Researchers identified two main subtypes of renal oncocytoma: Type 1 which is diploid (a paired number of chromosomes), and Type 2 that is aneuploid (an abnormal number of chromosomes) due to recurrent loss of certain chromosomes.
The study’s co-senior authors, Dr. Chang S. Chan, assistant professor of medicine at Rutgers Robert Wood Johnson Medical School, and Dr. Eileen White, professor of molecular biology and biochemistry and Rutgers Cancer Institute Associate Director for Basic Science, together with the study’s co-lead author Dr. Shilpy Joshi, shared information about their findings in a Rutgers’ news release.
According to the release, the team’s goal was to “identify what limits some tumors to benign disease. To this end we sequenced 11 benign human renal oncocytoma samples. … The samples were characterized based on chromosome loss. ‘Type 1’ was designated as having no chromosome loss, while ‘Type 2’ samples were designated as having specific chromosome loss.”
Researchers found that Type 2 renal oncocytoma can progress into a more aggressive form of malignant kidney cancer known as eosinophilic chromophobe renal cell carcinoma (ChRCC). In contrast, Type 1 oncocytoma was not found to progress to malignant disease. “These findings suggest that determining the subtype of oncocytoma is important, and patients with Type 2 should be followed more closely,” the team said.
Both types of oncocytomas exhibited a defective mitochondrial function, “oncocytomas showed genetic defects in the production of energy, due to mutations in the mitochondrial genome. Mitochondria are the powerhouses of the cell and mutations that inactivate their function in these oncocytomas result in insufficient energy levels to support tumor progression, which explains their benign nature,” explained the authors. “This reveals a novel tumor-suppressive mechanism and suggests that mitochondrial inhibitors like the diabetes drug metformin, which is currently being tested in the treatment of some cancers, may work this way. A breach of this barrier in Type 2 samples by a common mutation known as p53 may allow the benign tumor to progress to eosinophilic ChRCC.”
Mutations in the tumor suppressor gene p53 have been linked to the development of several cancers, as they usually result in a promotion of tumor growth. Now researchers reported that p53 mutation may enable progression to eosinophilic ChRCC.

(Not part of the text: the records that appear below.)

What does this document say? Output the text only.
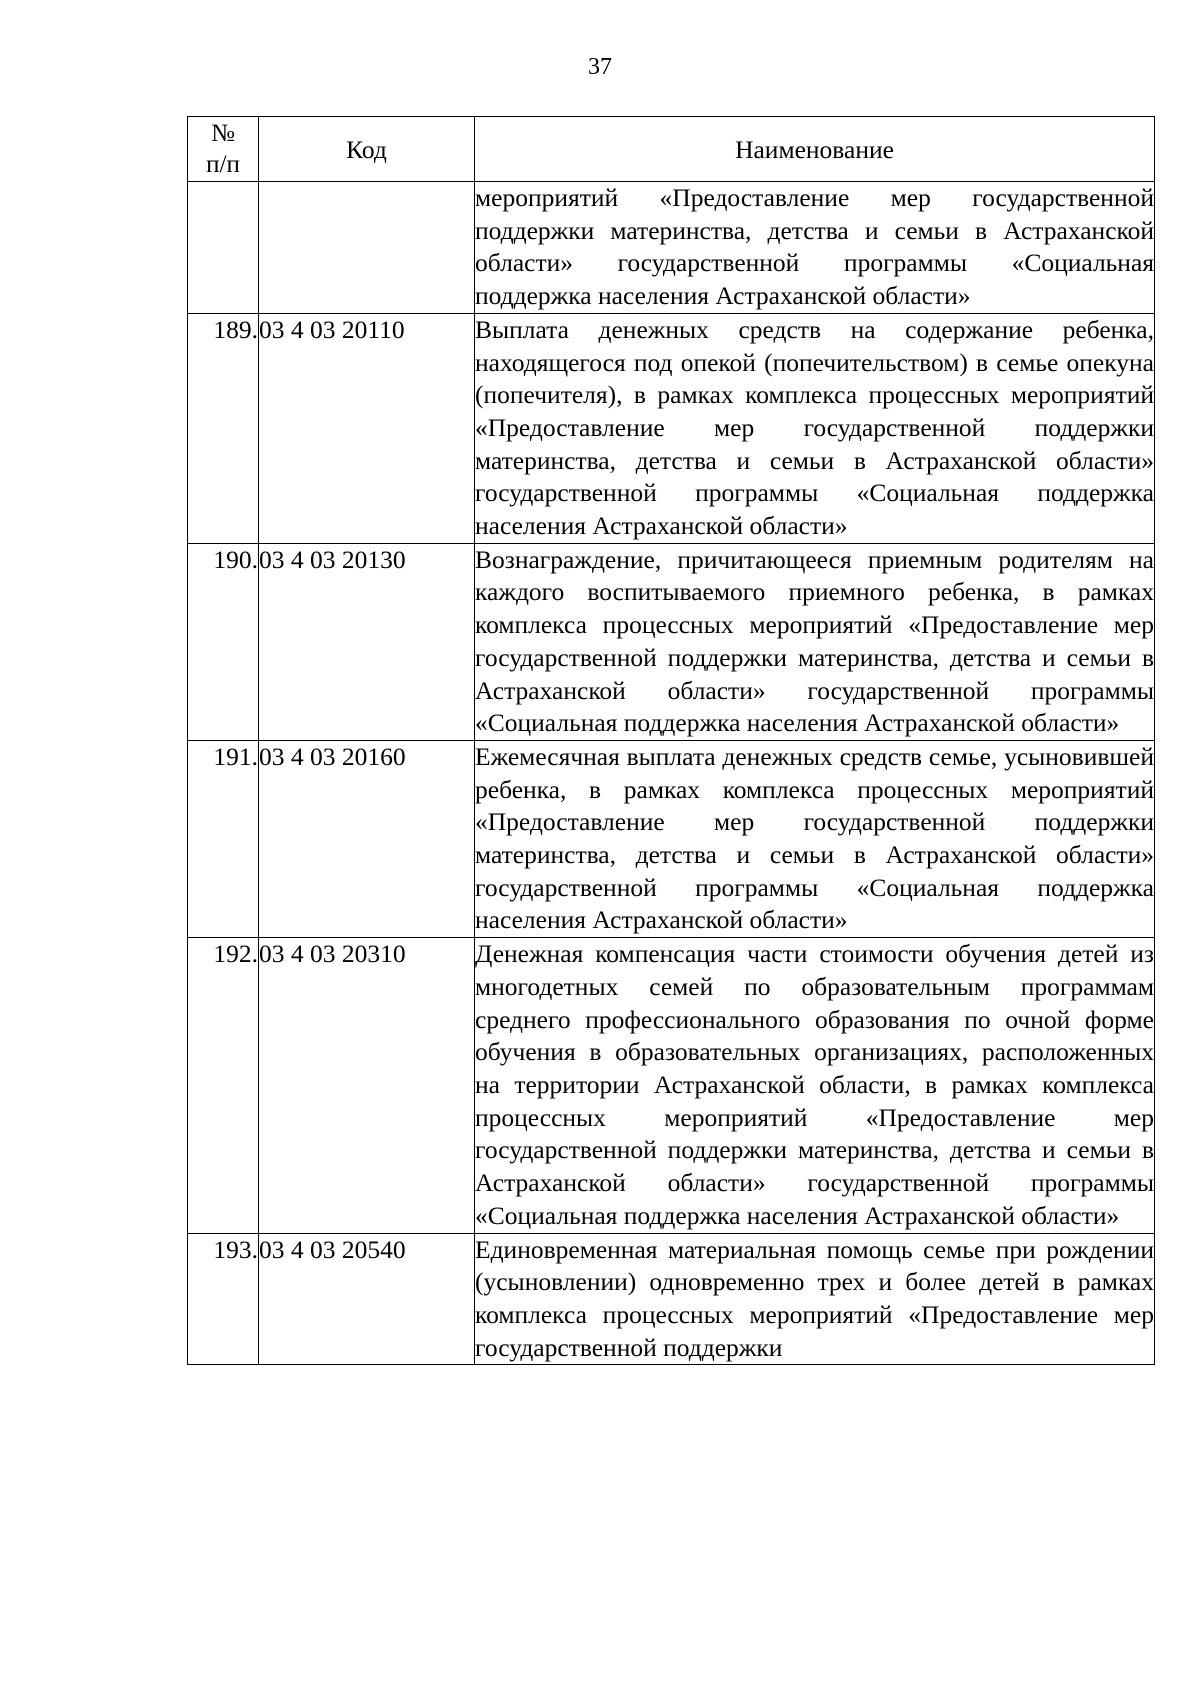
37
№
п/п	Код	Наименование
		мероприятий «Предоставление мер государственной поддержки материнства, детства и семьи в Астраханской области» государственной программы «Социальная поддержка населения Астраханской области»
189.	03 4 03 20110	Выплата денежных средств на содержание ребенка, находящегося под опекой (попечительством) в семье опекуна (попечителя), в рамках комплекса процессных мероприятий «Предоставление мер государственной поддержки материнства, детства и семьи в Астраханской области» государственной программы «Социальная поддержка населения Астраханской области»
190.	03 4 03 20130	Вознаграждение, причитающееся приемным родителям на каждого воспитываемого приемного ребенка, в рамках комплекса процессных мероприятий «Предоставление мер государственной поддержки материнства, детства и семьи в Астраханской области» государственной программы «Социальная поддержка населения Астраханской области»
191.	03 4 03 20160	Ежемесячная выплата денежных средств семье, усыновившей ребенка, в рамках комплекса процессных мероприятий «Предоставление мер государственной поддержки материнства, детства и семьи в Астраханской области» государственной программы «Социальная поддержка населения Астраханской области»
192.	03 4 03 20310	Денежная компенсация части стоимости обучения детей из многодетных семей по образовательным программам среднего профессионального образования по очной форме обучения в образовательных организациях, расположенных на территории Астраханской области, в рамках комплекса процессных мероприятий «Предоставление мер государственной поддержки материнства, детства и семьи в Астраханской области» государственной программы «Социальная поддержка населения Астраханской области»
193.	03 4 03 20540	Единовременная материальная помощь семье при рождении (усыновлении) одновременно трех и более детей в рамках комплекса процессных мероприятий «Предоставление мер государственной поддержки
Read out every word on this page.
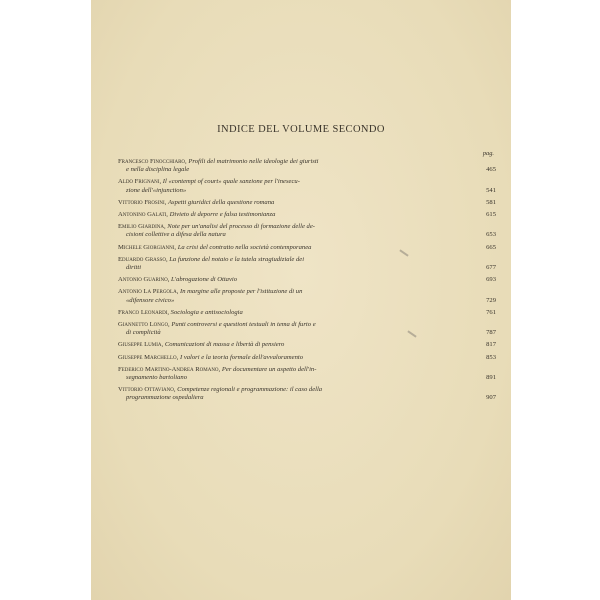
INDICE DEL VOLUME SECONDO
pag.
Francesco Finocchiaro, Profili del matrimonio nelle ideologie dei giuristi
e nella disciplina legale	465
Aldo Frignani, Il «contempt of court» quale sanzione per l'inesecu-
zione dell'«injunction»	541
Vittorio Frosini, Aspetti giuridici della questione romana	581
Antonino Galati, Divieto di deporre e falsa testimonianza	615
Emilio Giardina, Note per un'analisi del processo di formazione delle de-
cisioni collettive a difesa della natura	653
Michele Giorgianni, La crisi del contratto nella società contemporanea	665
Eduardo Grasso, La funzione del notaio e la tutela stragiudiziale dei
diritti	677
Antonio Guarino, L'abrogazione di Ottavio	693
Antonio La Pergola, In margine alle proposte per l'istituzione di un
«difensore civico»	729
Franco Leonardi, Sociologia e antisociologia	761
Giannetto Longo, Punti controversi e questioni testuali in tema di furto e
di complicità	787
Giuseppe Lumia, Comunicazioni di massa e libertà di pensiero	817
Giuseppe Marchello, I valori e la teoria formale dell'avvaloramento	853
Federico Martino-Andrea Romano, Per documentare un aspetto dell'in-
segnamento bartoliano	891
Vittorio Ottaviano, Competenze regionali e programmazione: il caso della
programmazione ospedaliera	907
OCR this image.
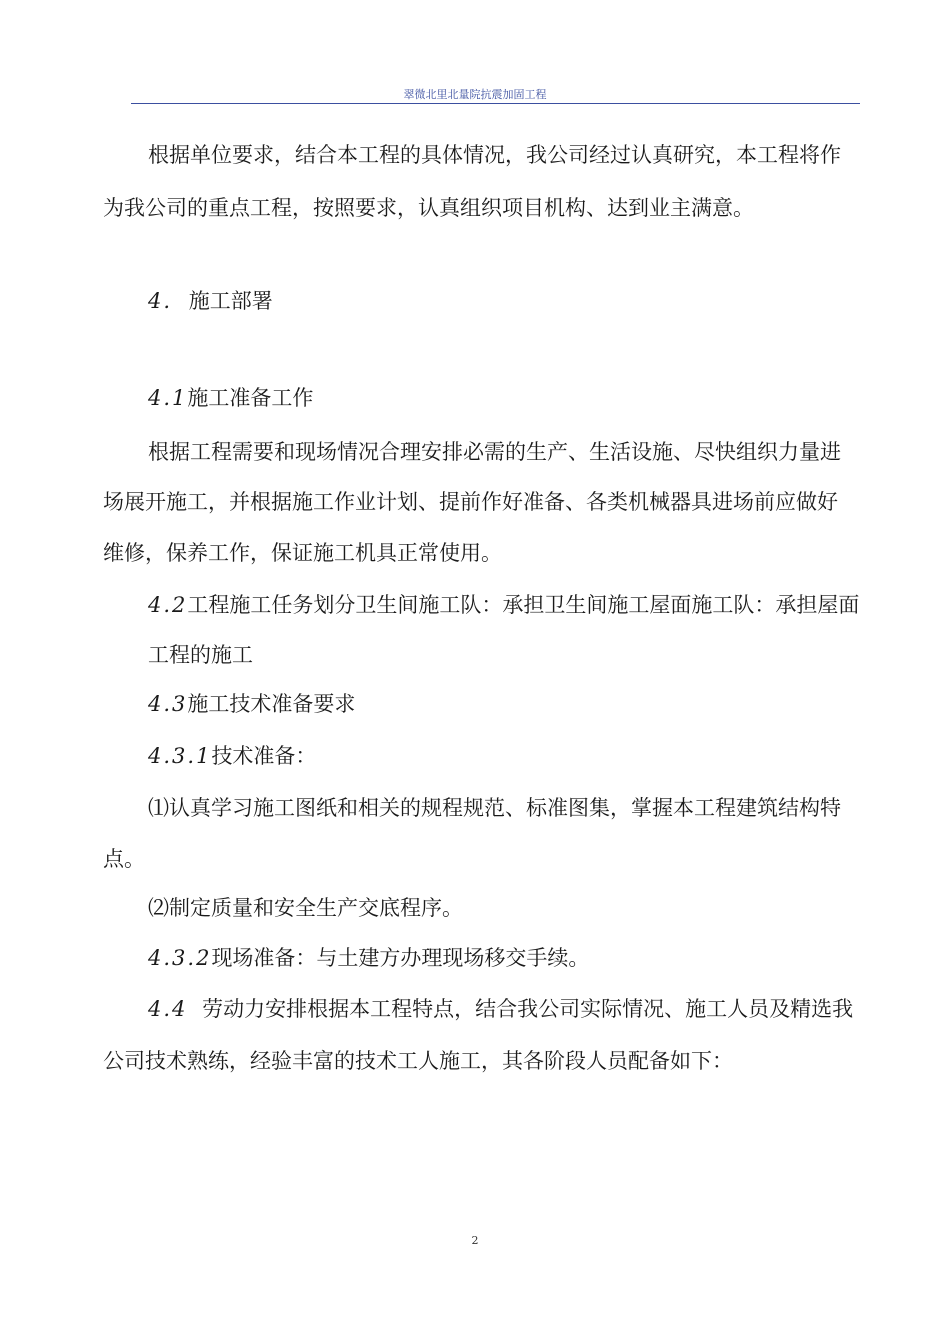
翠微北里北量院抗震加固工程
根据单位要求，结合本工程的具体情况，我公司经过认真研究，本工程将作
为我公司的重点工程，按照要求，认真组织项目机构、达到业主满意。
4. 施工部署
4.1施工准备工作
根据工程需要和现场情况合理安排必需的生产、生活设施、尽快组织力量进
场展开施工，并根据施工作业计划、提前作好准备、各类机械器具进场前应做好
维修，保养工作，保证施工机具正常使用。
4.2工程施工任务划分卫生间施工队：承担卫生间施工屋面施工队：承担屋面
工程的施工
4.3施工技术准备要求
4.3.1技术准备：
⑴认真学习施工图纸和相关的规程规范、标准图集，掌握本工程建筑结构特
点。
⑵制定质量和安全生产交底程序。
4.3.2现场准备：与土建方办理现场移交手续。
4.4 劳动力安排根据本工程特点，结合我公司实际情况、施工人员及精选我
公司技术熟练，经验丰富的技术工人施工，其各阶段人员配备如下：
2
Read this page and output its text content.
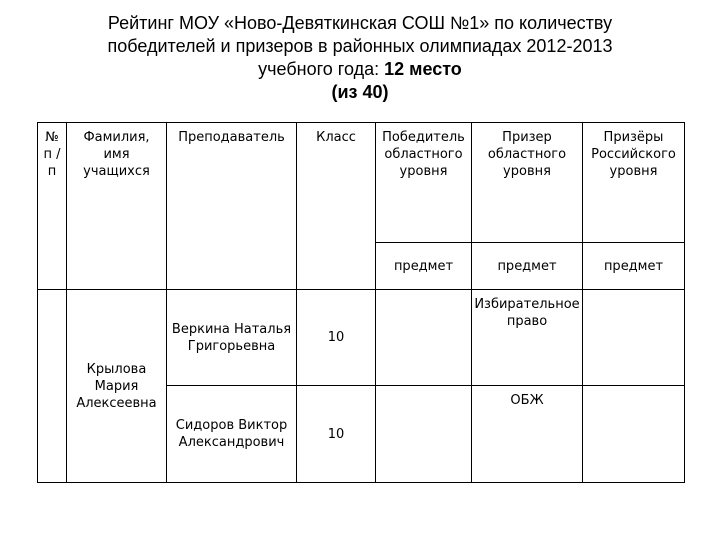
Рейтинг МОУ «Ново-Девяткинская СОШ №1» по количеству
победителей и призеров в районных олимпиадах 2012-2013
учебного года: 12 место
(из 40)
№ п /п	Фамилия, имя учащихся	Преподаватель	Класс	Победитель областного уровня	Призер областного уровня	Призёры Российского уровня

				предмет	предмет	предмет

	Крылова Мария Алексеевна	Веркина Наталья Григорьевна	10		Избирательное право	

		Сидоров Виктор Александрович	10		ОБЖ	
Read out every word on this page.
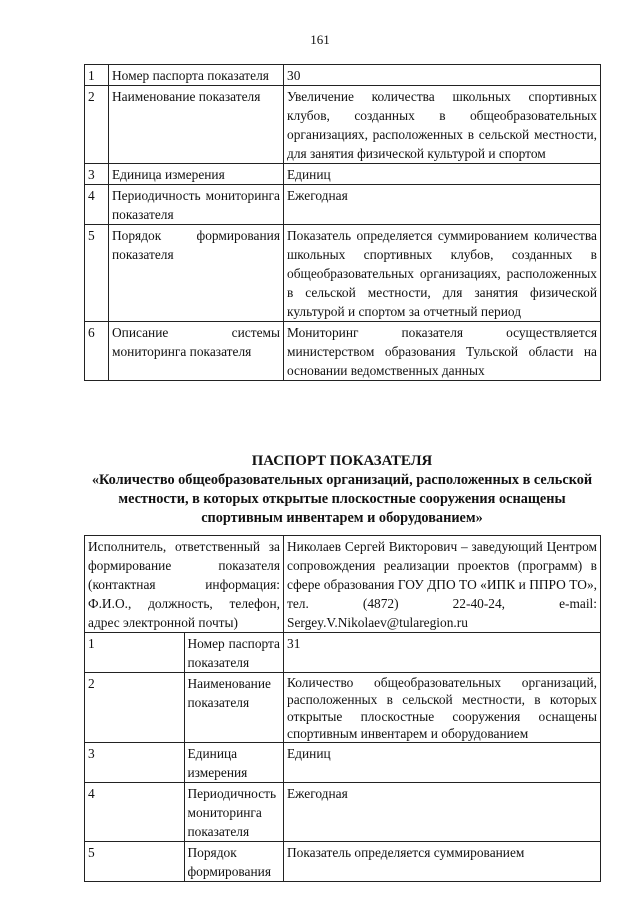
161
1	Номер паспорта показателя	30
2	Наименование показателя	Увеличение количества школьных спортивных клубов, созданных в общеобразовательных организациях, расположенных в сельской местности, для занятия физической культурой и спортом
3	Единица измерения	Единиц
4	Периодичность мониторинга показателя	Ежегодная
5	Порядок формирования показателя	Показатель определяется суммированием количества школьных спортивных клубов, созданных в общеобразовательных организациях, расположенных в сельской местности, для занятия физической культурой и спортом за отчетный период
6	Описание системы мониторинга показателя	Мониторинг показателя осуществляется министерством образования Тульской области на основании ведомственных данных
ПАСПОРТ ПОКАЗАТЕЛЯ
«Количество общеобразовательных организаций, расположенных в сельской местности, в которых открытые плоскостные сооружения оснащены спортивным инвентарем и оборудованием»
Исполнитель, ответственный за формирование показателя (контактная информация: Ф.И.О., должность, телефон, адрес электронной почты)		Николаев Сергей Викторович – заведующий Центром сопровождения реализации проектов (программ) в сфере образования ГОУ ДПО ТО «ИПК и ППРО ТО», тел. (4872) 22-40-24, e-mail: Sergey.V.Nikolaev@tularegion.ru
1	Номер паспорта показателя	31
2	Наименование показателя	Количество общеобразовательных организаций, расположенных в сельской местности, в которых открытые плоскостные сооружения оснащены спортивным инвентарем и оборудованием
3	Единица измерения	Единиц
4	Периодичность мониторинга показателя	Ежегодная
5	Порядок формирования	Показатель определяется суммированием
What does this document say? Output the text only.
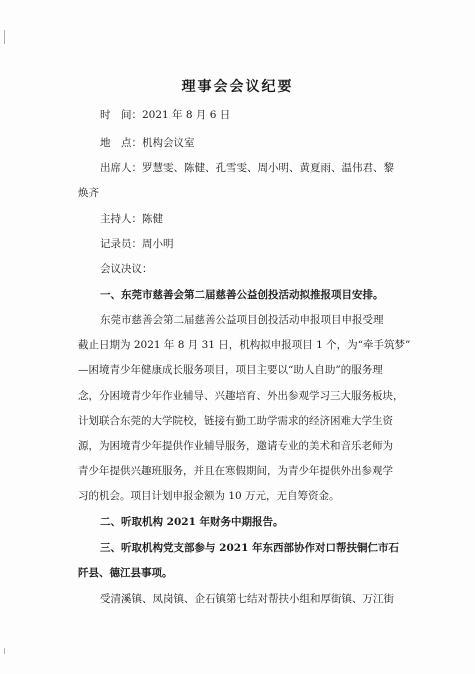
理事会会议纪要
时　间：2021 年 8 月 6 日
地　点：机构会议室
出席人：罗慧雯、陈健、孔雪雯、周小明、黄夏雨、温伟君、黎
焕齐
主持人：陈健
记录员：周小明
会议决议：
一、东莞市慈善会第二届慈善公益创投活动拟推报项目安排。
东莞市慈善会第二届慈善公益项目创投活动申报项目申报受理
截止日期为 2021 年 8 月 31 日，机构拟申报项目 1 个，为“牵手筑梦”
—困境青少年健康成长服务项目，项目主要以“助人自助”的服务理
念，分困境青少年作业辅导、兴趣培育、外出参观学习三大服务板块，
计划联合东莞的大学院校，链接有勤工助学需求的经济困难大学生资
源，为困境青少年提供作业辅导服务，邀请专业的美术和音乐老师为
青少年提供兴趣班服务，并且在寒假期间，为青少年提供外出参观学
习的机会。项目计划申报金额为 10 万元，无自筹资金。
二、听取机构 2021 年财务中期报告。
三、听取机构党支部参与 2021 年东西部协作对口帮扶铜仁市石
阡县、德江县事项。
受清溪镇、凤岗镇、企石镇第七结对帮扶小组和厚街镇、万江街
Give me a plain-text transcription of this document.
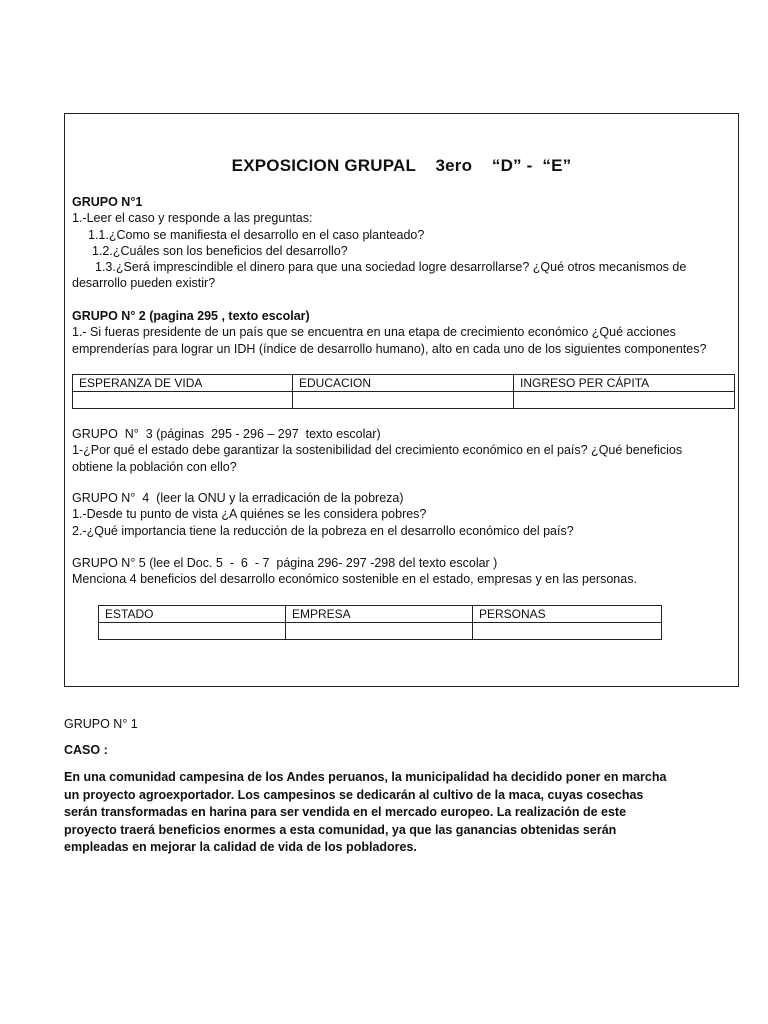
EXPOSICION GRUPAL    3ero    “D” -  “E”
GRUPO N°1
1.-Leer el caso y responde a las preguntas:
1.1.¿Como se manifiesta el desarrollo en el caso planteado?
1.2.¿Cuáles son los beneficios del desarrollo?
1.3.¿Será imprescindible el dinero para que una sociedad logre desarrollarse? ¿Qué otros mecanismos de
desarrollo pueden existir?
GRUPO N° 2 (pagina 295 , texto escolar)
1.- Si fueras presidente de un país que se encuentra en una etapa de crecimiento económico ¿Qué acciones
emprenderías para lograr un IDH (índice de desarrollo humano), alto en cada uno de los siguientes componentes?
ESPERANZA DE VIDA	EDUCACION	INGRESO PER CÁPITA

GRUPO  N°  3 (páginas  295 - 296 – 297  texto escolar)
1-¿Por qué el estado debe garantizar la sostenibilidad del crecimiento económico en el país? ¿Qué beneficios
obtiene la población con ello?
GRUPO N°  4  (leer la ONU y la erradicación de la pobreza)
1.-Desde tu punto de vista ¿A quiénes se les considera pobres?
2.-¿Qué importancia tiene la reducción de la pobreza en el desarrollo económico del país?
GRUPO N° 5 (lee el Doc. 5  -  6  - 7  página 296- 297 -298 del texto escolar )
Menciona 4 beneficios del desarrollo económico sostenible en el estado, empresas y en las personas.
ESTADO	EMPRESA	PERSONAS

GRUPO N° 1
CASO :
En una comunidad campesina de los Andes peruanos, la municipalidad ha decidido poner en marcha
un proyecto agroexportador. Los campesinos se dedicarán al cultivo de la maca, cuyas cosechas
serán transformadas en harina para ser vendida en el mercado europeo. La realización de este
proyecto traerá beneficios enormes a esta comunidad, ya que las ganancias obtenidas serán
empleadas en mejorar la calidad de vida de los pobladores.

When asked about the relevance of their findings, the authors commented, “Benign tumors are localized and can be treated by removing from the body unlike malignant tumors that are aggressive and tend to spread in other parts of the body and can represent a lethal form of disease. Mechanisms that restrict tumors to benign disease can inform approaches to cancer therapy. This also suggests that inhibiting mitochondria with metformin may have anti-cancer activity in many different cancers.”
The research team concluded that an impaired mitochondrial function seems, in this case, to act as a barrier to malignant tumorigenesis.